TCA may produce a sensation similar to a panic attack. Patients with panic disorder are particularly sensitive to this effect of TCA.

At the beginning of treatment, some people may even experience symptoms, including agitation, irritability, and restlessness.

Usually, TCA treatment starts with a low dose and increases over time. Separate the doses and take most of the drugs before going to bed to alleviate some side effects. A major disadvantage of tricyclic drugs is that they can produce cardiac side effects, such as dizziness and palpitations, as well as weight gain and sedation.

Selective Serotonin Reuptake Inhibitors (SSRIs)

This category includes Lexapro (escitalopram), Paxil (paroxetine), Prozac (fluoxetine) and Zoloft (sertraline). The side effects of SSRIs are not as serious as tricyclic antidepressants (TCA). Compared with TCAs, SSRIs produce fewer cardiac effects and less weight gain and sedation.

Serotonin-Norepinephrine Reuptake Inhibitor (SNRI)

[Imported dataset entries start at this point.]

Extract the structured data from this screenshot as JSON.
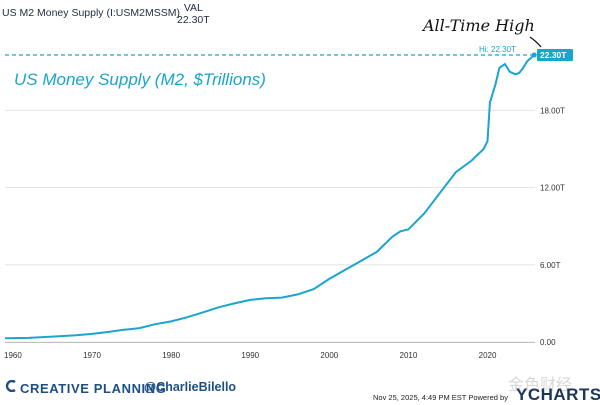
{
  "header": {
    "series_name": "US M2 Money Supply (I:USM2MSSM)",
    "val_label": "VAL",
    "val_value": "22.30T"
  },
  "annotation": "All-Time High",
  "subtitle": "US Money Supply (M2, $Trillions)",
  "brand": {
    "name": "CREATIVE PLANNING",
    "handle": "@CharlieBilello"
  },
  "footer": {
    "text": "Nov 25, 2025, 4:49 PM EST Powered by",
    "logo_text": "YCHARTS"
  },
  "watermark": "金色财经",
  "colors": {
    "line": "#1aa5cc",
    "grid": "#e5e5e5",
    "brand": "#1d4f86"
  },
  "chart_data": {
    "type": "line",
    "x_ticks": [
      1960,
      1970,
      1980,
      1990,
      2000,
      2010,
      2020
    ],
    "y_ticks": [
      0,
      6,
      12,
      18
    ],
    "y_tick_labels": [
      "0.00",
      "6.00T",
      "12.00T",
      "18.00T"
    ],
    "xlim": [
      1959,
      2026
    ],
    "ylim": [
      0,
      22.3
    ],
    "hi_label": "Hi: 22.30T",
    "last_label": "22.30T",
    "hi_value": 22.3,
    "series": [
      {
        "x": [
          1959,
          1962,
          1965,
          1968,
          1970,
          1972,
          1974,
          1976,
          1978,
          1980,
          1982,
          1984,
          1986,
          1988,
          1990,
          1992,
          1994,
          1996,
          1998,
          2000,
          2002,
          2004,
          2006,
          2008,
          2009,
          2010,
          2012,
          2014,
          2016,
          2018,
          2019.5,
          2020,
          2020.3,
          2021,
          2021.5,
          2022.2,
          2022.8,
          2023.5,
          2024,
          2024.5,
          2025,
          2025.9
        ],
        "y": [
          0.29,
          0.32,
          0.42,
          0.53,
          0.63,
          0.78,
          0.95,
          1.08,
          1.38,
          1.6,
          1.92,
          2.3,
          2.7,
          3.0,
          3.27,
          3.4,
          3.45,
          3.7,
          4.1,
          4.9,
          5.6,
          6.3,
          7.0,
          8.2,
          8.6,
          8.75,
          10.0,
          11.6,
          13.2,
          14.1,
          15.0,
          15.6,
          18.6,
          20.0,
          21.3,
          21.6,
          21.0,
          20.8,
          20.9,
          21.3,
          21.8,
          22.3
        ]
      }
    ]
  }
}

This category includes Cymbalta (duloxetine) and Effexor (venlafaxine). They are considered as effective as SSRIs and are the first-line treatment for GAD.

Monoamine oxidase inhibitors (MAOIs)

These drugs have been found to be very effective in treating anxiety disorders, including panic disorder and social phobia. However, there are serious side effects.

People taking MAOI must follow a restrictive diet to avoid finding a substance called tyramine in certain foods. The interaction between tyramine and MAOI can trigger a hypertensive crisis characterized by a sharp increase in blood pressure.

Since antidepressants take several weeks to work, fast-acting anti-anxiety drugs, benzodiazepines, can be prescribed in the initial stages of treatment.


When antidepressants begin to take effect, benzodiazepines can be taken regularly to control the symptoms of GAD in a short period of time. Such drugs include Klonopin (clonazepam), Ativan (lorazepam), and Xanax (alprazolam).

Among people diagnosed with GAD, the incidence of panic disorder is high. Benzodiazepines can effectively reduce panic attacks and behaviors caused by phobias (irrational fears). They are also used in the anticipated phase of a panic attack.

Benzodiazepines work quickly, and about half of people experience withdrawal symptoms after stopping the drug.

Some people may develop tolerance to them. A history of alcohol or drug abuse may be a contraindication to benzodiazepines.

Benzodiazepines can cause side effects such as sedation, and may increase the chance of falling, and cause confusion and memory problems in the elderly. If drowsiness occurs, people using heavy machinery may not be able to take benzodiazepines.

Once the prescribed antidepressants take effect, the dose of benzodiazepines can be gradually reduced until it can be safely stopped.


Buspirone can also be used to treat GAD. The BuSpar brand name is no longer on the market, but generic drugs may be available. Buspirone works slowly and takes several weeks to take effect. Buspirone does not cause sedation like benzodiazepines, nor does it cause drug dependence.

Antipsychotics and anticonvulsants

Other drugs used for GAD include anticonvulsant (anti-epileptic) drugs, such as pregabalin, and antipsychotic drugs that fall into the atypical antipsychotic category, such as vortioxetine. If you do not improve with traditional therapies or experience unbearable side effects, you can consider these treatments.